Клонило в сон. Веки закрывались сами собой.
Держать на отца обиду, поняв его лучше, казалось таким… низким.
– Кто послал к тебе идзина?
Зажмурившись, Урагами Хидео усмехнулся.
– Рю. Это был Рю… Я давно потерял веру, что увижу его снова. Жизнь еще способна приятно удивлять.
– О чем вы с ним говорили?
– В сущности ни о чем. Рю лишь заявил о себе. Он не оставил свои убеждения. Просил встретиться.
– И ты хочешь увидеться.
– Разумеется. Как можно скорее. Это ведь мой сын. Мы последний раз говорили целых две тысячи лет назад. Только вдумайся!
– Где он теперь?
– Недалеко.
Даймё посмотрел на меня вызывающе. Смущение прильнуло к моим щекам.
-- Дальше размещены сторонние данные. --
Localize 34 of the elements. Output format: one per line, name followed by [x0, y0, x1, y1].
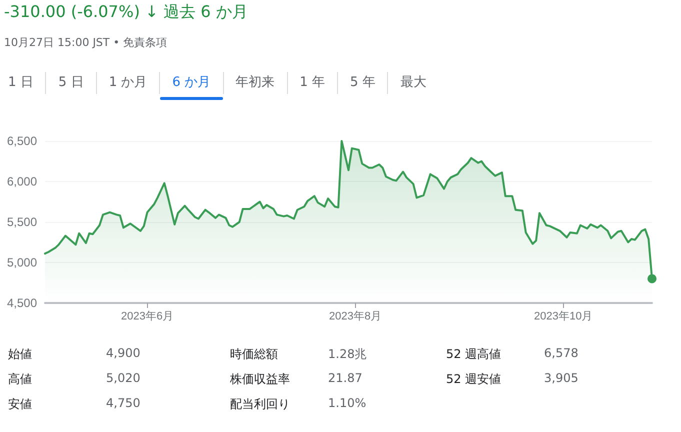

–Останешься ночевать? Или поскачешь в Ому докладывать?
– Что, прости?! – взъярилась я в недоумении.
Ответом послужил раскатистый хохот от чистого сердца.
– Теперь мой черед задавать вопросы. Но я буду предельно краток.
– Допустим.
– Как я уже говорил, ты была отправлена постигать ниндзюцу по приказу сёгуна…
– Ну и?
– На твоем месте сейчас оказался бы другой шиноби. Если бы я откупился, исход был бы тот же. Мне хотелось, чтобы ты осталась, но это было невозможно. Преданность Дзунпею вечно приходится доказывать. Есть вещи превыше чувств и желаний.
– Вот оно что…
У меня не было времени все обдумать. Но я смогла провести смысловую цепочку. Она укрепилась, когда Урагами Хидео пояснил:
– Не стоит винить меня одного в том, как сложилась твоя жизнь. В первую очередь дело в бакуфу Коногава. Подумай, кому ты присягнула на верность.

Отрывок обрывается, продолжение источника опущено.